The set continued with the classic “Time After Time,” a song originally penned for the film It happened in Brooklyn. Hughes on tenor this time using a vibrato-less, soulful tone that had no pretense or flash. Bassist Smith produced nice, plump walking bass notes over which Bales played a particularly bluesy piano solo.

The quartet proceeded with the traditional New Orleans standard “House of the Rising Sun,’ popularized by Eric Burden and the Animals in 1964. Under Bales direction the group took a deep, down and dirty approach to this blues classic. Bassist Smith showed off his arco abilities by bowing a soulful passage. Saxophonist Hughes also elicited some mournful notes on his sparse tenor. Drummer Boone tastefully kept the pace as Bales, a master of dynamics,  led his group up through a crescendo of tension ultimately easing the music back down to a skillful release.
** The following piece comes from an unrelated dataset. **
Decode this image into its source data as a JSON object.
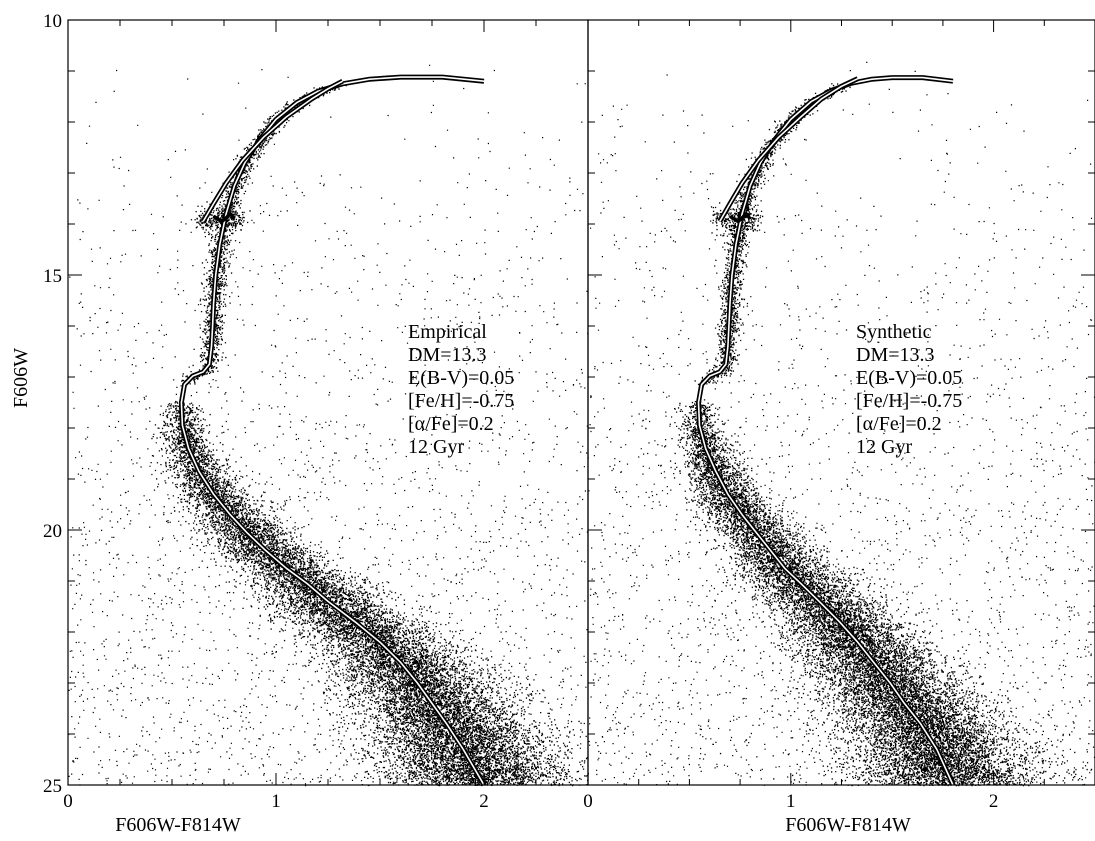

“If I Were a Bell,” a song penned for the 1955 musical Guys and Dolls and made famous by Miles Davis rendition on his 1956 album Relaxin” with the Miles Davis Quintet, was next on the playlist.  The group played this with tremendously intuitive interplay, Boone being especially attentive to Bales musical suggestions along the way. Smith knowing precisely where to place purposeful bass line for maximum effect. This was surprising as Bales admitted to having not discussed the playlist with his rhythm section prior to the gig.

The group ended the first set with the title track from the 1990 Spike Lee movie of the same name “Mo Better Blues.” Bales switched the tone of his electronic keyboard to sound like an organ. The tone was perfect for the gospel inspired composition that had the band cooking, with Bales directing the up and down of the pace at will. Bales is an incredibly facile player who seems to have an inner wellspring from which percolates creativity and expansion in his playing. His ebullient personae is infectious spurring on his bandmates and assuring his audiences a night of musical adventure and steamy delight.